New cloud-based solutions, designed specifically for hotels are providing real-time chain to individual property level insights. These, combined with cultural changes that support a more collaborative approach will enable teams to become more productive with the resources that they have.

Hotels must embrace digitalization

The rise of intelligent data platforms built from the ground up specifically for the hospitality industry holds the key to freeing revenue and distribution managers from hours of trawling and combining reports to get a grasp on the numbers and identify trends. With highly visualized dashboards, instant health scores benchmark performance, actions can easily be identified.

Recent years have seen dedicated hospitality platforms launched that allow managers to not only track performance by individual property but by cluster and region too. Ensuring everyone from on-the-ground employees to c-suite executives is aligned around a single source of verified data.

Better collaboration

The only way hotels will truly be able to become more productive with fewer resources is by empowering their teams to work together to drive performance. Breaking down silos must be a top priority for every organization.

Many of our clients are seeing the transformative benefits of fostering a culture of collaboration between their distribution, marketing, and revenue teams, for example. By ensuring each team can see and understand what the other is doing and how their actions impact the wider teams, savings can be found. Aligning the entire organization from the c-suite to individual property around a hub of intelligent insights with easy-to-use dashboards, more effective decisions can be made.

Faster, decision-making

Traditionally, the hospitality industry is known for its slow and steady approach. Relying on processes that have little changes of decades in the new normal teams need to be agile and act fast to capitalize on opportunities. Having a total overview and access to real-time data is central to this.

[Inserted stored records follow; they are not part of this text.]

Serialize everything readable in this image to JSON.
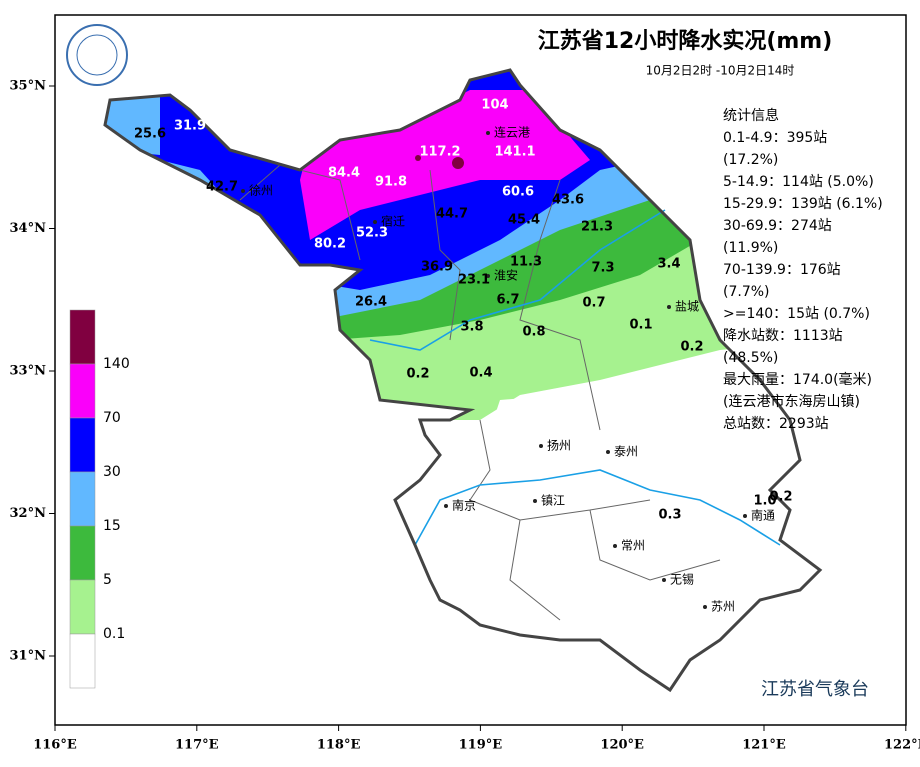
{
  "header": {
    "title": "江苏省12小时降水实况(mm)",
    "subtitle": "10月2日2时 -10月2日14时"
  },
  "stats": [
    "统计信息",
    "0.1-4.9：395站",
    "(17.2%)",
    "5-14.9：114站 (5.0%)",
    "15-29.9：139站 (6.1%)",
    "30-69.9：274站",
    "(11.9%)",
    "70-139.9：176站",
    "(7.7%)",
    ">=140：15站 (0.7%)",
    "降水站数：1113站",
    "(48.5%)",
    "最大雨量：174.0(毫米)",
    "(连云港市东海房山镇)",
    "总站数：2293站"
  ],
  "legend": {
    "labels": [
      0.1,
      5,
      15,
      30,
      70,
      140
    ],
    "colors": [
      "#ffffff",
      "#a6f28f",
      "#3dba3d",
      "#61b8ff",
      "#0000ff",
      "#fa00fa",
      "#800040"
    ]
  },
  "axes": {
    "xticks": [
      {
        "value": 116,
        "label": "116°E"
      },
      {
        "value": 117,
        "label": "117°E"
      },
      {
        "value": 118,
        "label": "118°E"
      },
      {
        "value": 119,
        "label": "119°E"
      },
      {
        "value": 120,
        "label": "120°E"
      },
      {
        "value": 121,
        "label": "121°E"
      },
      {
        "value": 122,
        "label": "122°E"
      }
    ],
    "yticks": [
      {
        "value": 31,
        "label": "31°N"
      },
      {
        "value": 32,
        "label": "32°N"
      },
      {
        "value": 33,
        "label": "33°N"
      },
      {
        "value": 34,
        "label": "34°N"
      },
      {
        "value": 35,
        "label": "35°N"
      }
    ]
  },
  "cities": [
    "徐州",
    "连云港",
    "宿迁",
    "淮安",
    "盐城",
    "扬州",
    "泰州",
    "南京",
    "镇江",
    "常州",
    "南通",
    "无锡",
    "苏州"
  ],
  "stations": [
    "25.6",
    "31.9",
    "42.7",
    "84.4",
    "91.8",
    "117.2",
    "104",
    "141.1",
    "60.6",
    "43.6",
    "44.7",
    "45.4",
    "52.3",
    "80.2",
    "21.3",
    "36.9",
    "23.1",
    "11.3",
    "7.3",
    "3.4",
    "26.4",
    "6.7",
    "0.7",
    "3.8",
    "0.8",
    "0.1",
    "0.2",
    "0.2",
    "0.4",
    "1.0",
    "0.2",
    "0.3"
  ],
  "footer": {
    "agency": "江苏省气象台"
  }
}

Distribution, competition, and business intelligence tools in the cloud give teams access to the information they need in an instant, and with an ability to slice and dice the data as required, the right decisions can be made at the right time.

Automated processes

Each month revenue and distribution managers waste days of their time verifying data and compiling and merging financial reports. A recent report by HSMAI found that revenue managers spend less than half their time on a revenue-generating activity. Business intelligence tools, which combine the latest machine learning and artificial intelligence are shrinking that time to a few clicks or less. Automating pick-up reports, for example, frees up time to focus on strategic issues. In addition, since they are cloud-enabled, the solutions can be easily implemented throughout the cluster or chain and any software updates are undertaken automatically.

Investing time where it matters most

Wasted time is the greatest threat to productivity. With access to clear, actionable data, revenue managers can clearly see which hotels, clusters, and chains are performing well and which require attention – enabling them to pick their battle and invest their time for optimal results.

There's no going back for the hospitality industry. Lean, productive teams are here to stay. While that can feel daunting right now, especially for a workforce that has already been through so much, this should be seen as an opportunity to transform. Those hotel chains that are ready to embrace a new collaborative culture that leverage the benefits of digital transformation are set to unlock their teams' potential and gain a competitive advantage.